Donovan Siers was arrested and charged with a DUI in 2008.  Following the arrest, police asked Siers for a blood sample, which he refused.  Siers alleges that police then restrained him in a chair and forcibly took a blood sample for BAC testing. According to the blood test, Siers’ BAC level was nearly three times the legal limit. He was subsequently charged and convicted for driving under the influence of alcohol.  Siers has been serving time in prison since his trial, his third DUI related conviction.

Did police act unconstitutionally when they took Siers’ blood without his consent and without a warrant?  This is the issue that went before the South Dakota Supreme Court in March 2014.  Siers claims that since the officers did not have his consent, they should have sought a warrant for his blood before taking it.  The reason Siers is appealing his 2008 conviction stems from a 2013 United States Supreme Court ruling.  In Missouri v. McKneely, the U.S. Supreme Court held that if police cannot get the suspect’s consent for a blood draw, they must generally get a warrant to obtain the blood.   The ruling states that even though alcohol dissipates into the bloodstream over time that is not urgent enough to justify conducting a blood test without a warrant (or consent) in most cases.  The ruling in the McKneely case has had a widespread effect on DUI cases around the country since 2013.  Siers is arguing that the decision should be applied retroactively to his 2008 conviction.

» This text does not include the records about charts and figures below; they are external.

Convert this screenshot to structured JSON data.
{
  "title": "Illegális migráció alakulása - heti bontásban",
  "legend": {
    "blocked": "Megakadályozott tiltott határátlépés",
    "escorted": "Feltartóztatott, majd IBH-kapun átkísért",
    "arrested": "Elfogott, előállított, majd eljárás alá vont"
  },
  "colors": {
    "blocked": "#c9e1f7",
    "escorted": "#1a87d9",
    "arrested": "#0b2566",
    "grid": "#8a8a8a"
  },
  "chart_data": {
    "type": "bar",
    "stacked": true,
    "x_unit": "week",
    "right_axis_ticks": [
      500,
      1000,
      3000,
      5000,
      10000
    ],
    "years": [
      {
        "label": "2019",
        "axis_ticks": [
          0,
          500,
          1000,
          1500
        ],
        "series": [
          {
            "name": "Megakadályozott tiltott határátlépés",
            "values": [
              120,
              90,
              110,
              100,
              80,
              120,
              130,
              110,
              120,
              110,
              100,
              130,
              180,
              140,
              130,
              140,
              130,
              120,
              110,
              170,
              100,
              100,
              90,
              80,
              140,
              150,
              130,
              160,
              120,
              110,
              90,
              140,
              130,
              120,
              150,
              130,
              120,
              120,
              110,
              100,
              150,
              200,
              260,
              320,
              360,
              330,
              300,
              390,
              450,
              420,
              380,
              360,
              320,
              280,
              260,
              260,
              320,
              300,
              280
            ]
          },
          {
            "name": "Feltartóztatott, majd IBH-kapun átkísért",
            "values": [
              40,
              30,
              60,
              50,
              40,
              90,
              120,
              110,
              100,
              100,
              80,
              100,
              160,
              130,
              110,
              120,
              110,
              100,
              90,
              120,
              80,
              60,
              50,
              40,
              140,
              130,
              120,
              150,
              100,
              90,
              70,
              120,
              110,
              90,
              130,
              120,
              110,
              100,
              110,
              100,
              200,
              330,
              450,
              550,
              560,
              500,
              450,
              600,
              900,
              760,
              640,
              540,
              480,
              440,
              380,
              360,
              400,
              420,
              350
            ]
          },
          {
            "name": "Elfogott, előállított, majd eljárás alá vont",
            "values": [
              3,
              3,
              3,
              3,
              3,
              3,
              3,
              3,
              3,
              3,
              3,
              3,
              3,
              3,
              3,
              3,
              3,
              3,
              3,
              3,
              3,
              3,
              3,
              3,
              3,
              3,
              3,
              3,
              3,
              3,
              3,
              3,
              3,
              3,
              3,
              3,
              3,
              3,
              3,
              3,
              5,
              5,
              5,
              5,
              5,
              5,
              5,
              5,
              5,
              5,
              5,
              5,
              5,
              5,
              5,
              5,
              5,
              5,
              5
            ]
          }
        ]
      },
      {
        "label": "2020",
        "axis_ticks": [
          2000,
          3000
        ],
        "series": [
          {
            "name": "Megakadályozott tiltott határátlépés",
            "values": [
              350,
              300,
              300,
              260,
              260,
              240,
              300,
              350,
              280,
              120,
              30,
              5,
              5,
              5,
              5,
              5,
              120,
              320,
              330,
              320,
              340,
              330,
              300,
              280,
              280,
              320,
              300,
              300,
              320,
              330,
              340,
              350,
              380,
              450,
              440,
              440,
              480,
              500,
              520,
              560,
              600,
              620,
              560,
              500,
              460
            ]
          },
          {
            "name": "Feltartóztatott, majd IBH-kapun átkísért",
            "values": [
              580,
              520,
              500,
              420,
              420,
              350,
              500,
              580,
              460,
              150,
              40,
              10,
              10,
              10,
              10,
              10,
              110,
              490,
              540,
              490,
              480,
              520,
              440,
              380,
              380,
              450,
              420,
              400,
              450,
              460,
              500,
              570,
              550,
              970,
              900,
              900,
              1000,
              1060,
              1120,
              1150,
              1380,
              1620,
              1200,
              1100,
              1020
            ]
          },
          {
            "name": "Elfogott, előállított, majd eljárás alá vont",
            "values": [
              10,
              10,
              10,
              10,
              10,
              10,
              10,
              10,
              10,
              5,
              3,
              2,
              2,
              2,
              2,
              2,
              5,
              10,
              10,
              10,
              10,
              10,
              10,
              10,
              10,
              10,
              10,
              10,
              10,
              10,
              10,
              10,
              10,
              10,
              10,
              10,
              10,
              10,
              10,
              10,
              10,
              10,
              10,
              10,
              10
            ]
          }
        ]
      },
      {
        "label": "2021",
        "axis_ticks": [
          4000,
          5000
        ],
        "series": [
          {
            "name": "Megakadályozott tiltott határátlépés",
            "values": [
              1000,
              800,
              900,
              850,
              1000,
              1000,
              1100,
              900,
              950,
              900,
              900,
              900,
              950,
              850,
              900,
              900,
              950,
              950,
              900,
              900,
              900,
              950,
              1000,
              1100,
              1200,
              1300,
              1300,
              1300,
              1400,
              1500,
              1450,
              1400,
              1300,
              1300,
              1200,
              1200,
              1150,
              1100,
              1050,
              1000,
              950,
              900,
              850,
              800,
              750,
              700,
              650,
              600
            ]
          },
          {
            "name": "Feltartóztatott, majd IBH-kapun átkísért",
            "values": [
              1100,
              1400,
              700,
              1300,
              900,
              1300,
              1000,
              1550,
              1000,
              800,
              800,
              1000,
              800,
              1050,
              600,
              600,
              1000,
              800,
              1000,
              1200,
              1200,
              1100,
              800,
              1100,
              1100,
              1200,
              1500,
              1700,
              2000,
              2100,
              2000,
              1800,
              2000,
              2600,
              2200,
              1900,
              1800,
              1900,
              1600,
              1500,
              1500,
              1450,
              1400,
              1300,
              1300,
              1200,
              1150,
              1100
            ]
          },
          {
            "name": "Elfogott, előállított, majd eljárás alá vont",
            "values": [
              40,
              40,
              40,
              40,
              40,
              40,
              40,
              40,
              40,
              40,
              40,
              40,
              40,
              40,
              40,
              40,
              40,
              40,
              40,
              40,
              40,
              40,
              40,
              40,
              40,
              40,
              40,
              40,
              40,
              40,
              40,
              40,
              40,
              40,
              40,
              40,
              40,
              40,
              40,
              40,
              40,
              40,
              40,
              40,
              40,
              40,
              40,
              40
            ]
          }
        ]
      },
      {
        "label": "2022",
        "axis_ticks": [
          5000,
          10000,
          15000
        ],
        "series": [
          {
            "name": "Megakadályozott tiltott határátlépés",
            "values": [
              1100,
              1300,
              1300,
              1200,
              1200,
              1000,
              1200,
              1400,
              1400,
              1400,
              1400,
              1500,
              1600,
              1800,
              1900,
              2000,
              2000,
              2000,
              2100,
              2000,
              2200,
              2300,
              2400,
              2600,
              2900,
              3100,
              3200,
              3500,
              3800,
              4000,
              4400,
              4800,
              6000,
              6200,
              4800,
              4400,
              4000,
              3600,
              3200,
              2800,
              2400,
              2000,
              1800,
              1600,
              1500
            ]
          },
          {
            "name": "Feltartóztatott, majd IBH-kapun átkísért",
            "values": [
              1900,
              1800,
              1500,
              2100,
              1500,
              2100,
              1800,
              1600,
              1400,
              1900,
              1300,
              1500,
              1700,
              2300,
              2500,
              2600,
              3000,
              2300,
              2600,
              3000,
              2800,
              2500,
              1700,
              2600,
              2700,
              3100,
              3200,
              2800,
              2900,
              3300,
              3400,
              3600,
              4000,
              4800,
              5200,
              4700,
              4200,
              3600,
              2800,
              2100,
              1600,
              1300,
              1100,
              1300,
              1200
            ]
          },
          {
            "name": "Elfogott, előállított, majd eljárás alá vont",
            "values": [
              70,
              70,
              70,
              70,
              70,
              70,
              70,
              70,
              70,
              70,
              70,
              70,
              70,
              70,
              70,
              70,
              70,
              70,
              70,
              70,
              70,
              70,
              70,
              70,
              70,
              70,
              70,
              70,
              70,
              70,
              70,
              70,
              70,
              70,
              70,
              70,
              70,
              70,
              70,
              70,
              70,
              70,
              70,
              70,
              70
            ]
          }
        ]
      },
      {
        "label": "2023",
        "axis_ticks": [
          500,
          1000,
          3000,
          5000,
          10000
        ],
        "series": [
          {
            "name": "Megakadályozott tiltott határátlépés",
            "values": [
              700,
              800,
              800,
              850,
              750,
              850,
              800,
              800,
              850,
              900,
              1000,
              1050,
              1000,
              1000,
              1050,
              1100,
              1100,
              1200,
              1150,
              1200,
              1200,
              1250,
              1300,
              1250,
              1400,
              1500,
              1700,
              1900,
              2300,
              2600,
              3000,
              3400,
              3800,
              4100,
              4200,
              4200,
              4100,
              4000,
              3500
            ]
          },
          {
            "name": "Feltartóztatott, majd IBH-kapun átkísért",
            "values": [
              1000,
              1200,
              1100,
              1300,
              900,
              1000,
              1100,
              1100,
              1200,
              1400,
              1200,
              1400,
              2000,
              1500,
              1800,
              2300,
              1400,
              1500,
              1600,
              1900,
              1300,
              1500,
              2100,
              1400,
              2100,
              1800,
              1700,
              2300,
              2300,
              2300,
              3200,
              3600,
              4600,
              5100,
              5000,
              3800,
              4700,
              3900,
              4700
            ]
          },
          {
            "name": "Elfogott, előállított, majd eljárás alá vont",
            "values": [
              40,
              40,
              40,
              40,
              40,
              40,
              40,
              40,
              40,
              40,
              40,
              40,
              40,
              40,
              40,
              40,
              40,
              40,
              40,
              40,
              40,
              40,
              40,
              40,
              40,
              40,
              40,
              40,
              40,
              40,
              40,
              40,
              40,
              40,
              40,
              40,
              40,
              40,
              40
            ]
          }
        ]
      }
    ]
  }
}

The South Dakota Attorney General’s office is defending the officers’ actions to take Siers’ blood without his consent or a warrant.  The Attorney General argued that because the McKneely decision was handed down years after Siers’ conviction, the decision cannot apply to Siers’ case.  South Dakota Attorney General Marty Jackley defended police practices, stating, “If you drive on our roads in South Dakota and you give actions that give rise to a belief, or probable cause, that you’ve been drinking you have to subject yourself to a blood test.  That’s what our legislature and governor have put into law.”  Jackley claims that if the South Dakota Supreme Court applies the McKneely decision retroactively, it could affect hundreds of cases similar to Siers.’  A decision is expected from the South Dakota Supreme Court later this year.